SAN FRANCISCO (AP) — San Francisco is reopening more businesses this week, thanks to low coronavirus case numbers that have allowed the city to move into California’s most permissive tier. It means more people can go back to offices, dine indoors and visit museums.
But businesses and those residents who haven’t joined an exodus out of the city are wondering when san Francisco’s once-vibrant economy may bounce back.
As the coronavirus pandemic transforms the workplace, legions of tech workers have left, able to work remotely from anywhere. Families have fled for roomy suburban homes. The exodus has pushed rents in the prohibitively expensive city to their lowest in years. Tourists are scarce, and the famed cable cars sit idle. Bay Area Rapid Transit ridership is down nearly 90%
“Is it ever going to get back to normal, is it ever going to be as busy as it was — and will that be next year, or in 10 years?” said Evan Kidera, CEO of Señor Sisig, whose Filipino fusion food trucks were a common lunchtime sight in downtown San Francisco pre-pandemic but have gone elsewhere because there are practically no office workers around to feed.
Last week, San Francisco became the only urban county in California to move into the state’s most permissive reopening tier, a testament to strong coronavirus restrictions that took effect early on and remained in place even as neighboring counties began reopening restaurants, gyms and salons.
The result: San Francisco, which pre-pandemic had nearly 900,000 residents, has recorded just over 12,200 cases and 145 deaths, among the lowest death rates in the country.
But the restrictions also smothered critical elements of San Francisco’s economy — tourism, tech and the city’s main business and financial districts, packed with high-rise condos, office towers and headquarters for the likes of Twitter, Pinterest and Slack.
There are no hard figures on how many residents have left. It remains to be seen if the limited reopening will do much to bring people back.
“San Francisco can say, ‘Hey, it’s cool to open back up.’ But what’s changed?” said tech executive Connor Fee. “The virus is still there, and there’s no vaccine.”
Last week Fee, 38, and his partner moved out of their $4,000-a-month one-bedroom apartment. Figuring they could work their jobs from anywhere, they bought a car, packed up the essentials — 24-inch monitors, chef’s knives, bikes and some clothes — and drove south to an Airbnb in San Diego.
“When we left, we didn’t say goodbyes. We’re not planning to move forever,” Fee said.
Tech companies were quick to encourage or order employees to work from home and when the lockdown came, an estimated 137,500 tech workers seemingly vanished overnight.

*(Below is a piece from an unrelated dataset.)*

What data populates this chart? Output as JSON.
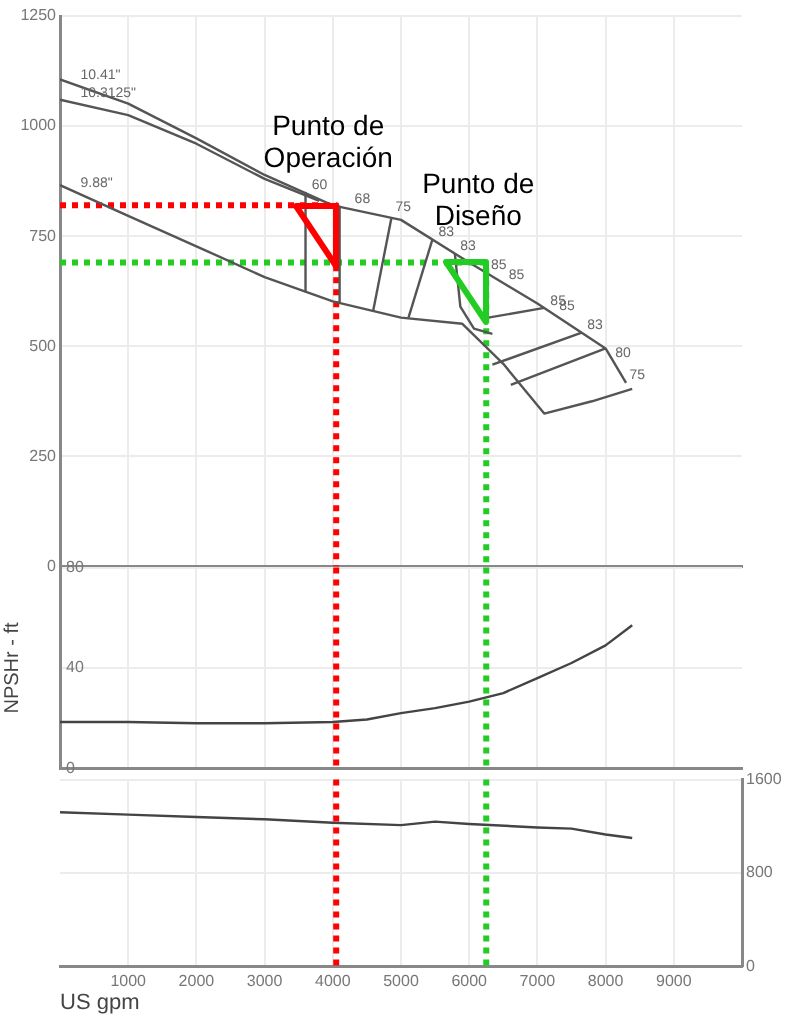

For Rent and For Sale signs began popping up this summer with increasing frequency — and offering steeply reduced prices. Residential rents that were among the highest in the country have plummeted, with the median price for a one-bedroom apartment dropping 20% to $2,800, according to rental listing platform Zumper.
Another clue that people weren’t around? While other California cities showed big increases in online sales tax collections as more people ordered from home, that was virtually flat in San Francisco, according to a city report.
“I don’t know if it’s an exodus, but a lot of people are leaving,” said city historian and author Gary Kamiya, whose North Beach-Telegraph Hill streets are full of furniture free for the taking.
Based on the quality and taste of the tables, chairs and artwork he’s seen, Kamiya figures they were put out by young, “pretty highly paid people.”
Many neighborhoods are showing signs of life, buoyed by streets newly closed to vehicles and now filled with outdoor dining and kids on bikes. But there have been many downsides, including rising break-ins, a worsening homelessness crisis and a spike in open drug use.
The streets have become so filthy with needles and human waste in restaurateur Kim Alter’s central neighborhood of Hayes Valley that she decided against seating people outdoors at her restaurant, Nightbird. She’s also seen more than two dozen nearby establishments close as customers disappeared.
“A lot of our regulars have already moved; they come to us and have their final meal — as takeout,” Alter said.
The restaurant industry projects half the eateries in a city consumed with innovative dining may not survive the pandemic.
For hair stylist Caitlin Boehm, 36, who grew up in San Francisco, the extended closure was the final straw. She’s moving to Austin, Texas, trading in a $2,700 one-bedroom with no amenities for a $1,600 one with pool, gym and in-unit laundry.
“I may even be able to buy a house or open my own salon,” Boehm said. “I never allowed myself to even think that big when I was in San Francisco.”
Nonessential offices are now allowed to bring back a quarter of their workers, and next week restaurants will be able to increase indoor capacity to 50%.
Mayor London Breed and business leaders are adamant that the sacrifices were worth it, and public health director Dr. Grant Colfax said that attitude has been critical to its success, along with top-notch medical facilities, robust testing and lessons learned from the AIDS epidemic in the 1980s.
“In those days of HIV, there were all sort of issues and unknowns but in general the community came together,” Colfax said. “I think we’re seeing a similar response here.”